Diagrammatic Exciton Basis Theory of the Photophysics of Pentacene Dimers

TL;DR

This paper develops a diagrammatic exciton basis theory to analyze the photophysics of pentacene dimers, providing insights into their excited states and transient absorption spectra relevant for singlet fission applications.

Contribution

It introduces a novel diagrammatic exciton basis approach for modeling excited states in pentacene dimers, advancing understanding of their photophysical behavior.

Findings

Bound triplet-triplet states are the main photoexcitation products.

Theoretical spectra match experimental transient absorption data.

Predicted absorptions beyond 1500 nm relate to classic polyene states.

Abstract

Covalently linked acene dimers are of interest as candidates for intramolecular singlet fission. We report many-electron calculations of the energies and wavefunctions of the optical singlets, the lowest triplet exciton and the triplet-triplet biexciton, as well as the final states of excited state absorptions from these states in a family of phenyl-linked pentacene dimers.
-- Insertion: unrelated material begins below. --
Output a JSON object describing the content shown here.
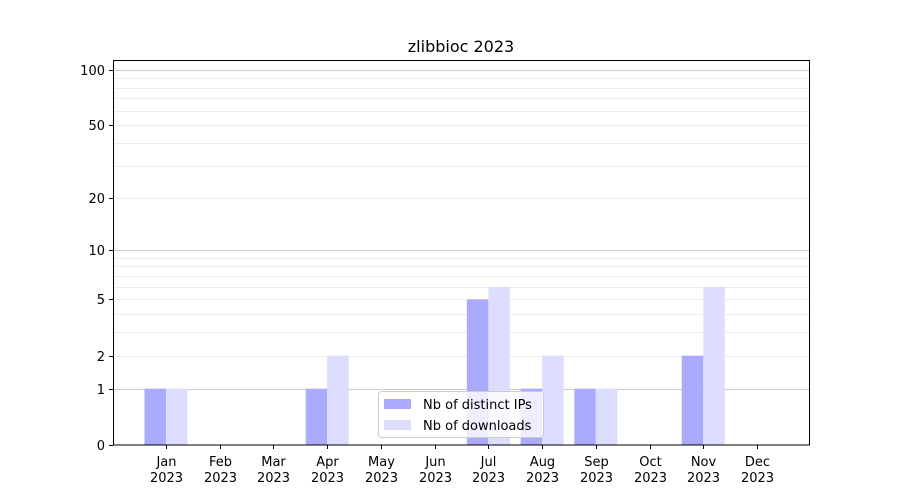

While it is difficult to distinguish between the triplet and the triplet-triplet from their transient absorptions in the 500-600 nm region, by comparing theoretical transient absorption spectra against published and unpublished experimental transient absorptions in the near and mid infrared we conclude that the end product of photoexcitation in these particular bipentacenes is the bound triplet-triplet and not free triplets. We predict additional transient absorptions at even longer wavelengths, beyond 1500 nm, to the equivalent of the classic 2$^1$A$_g^-$ in linear polyenes.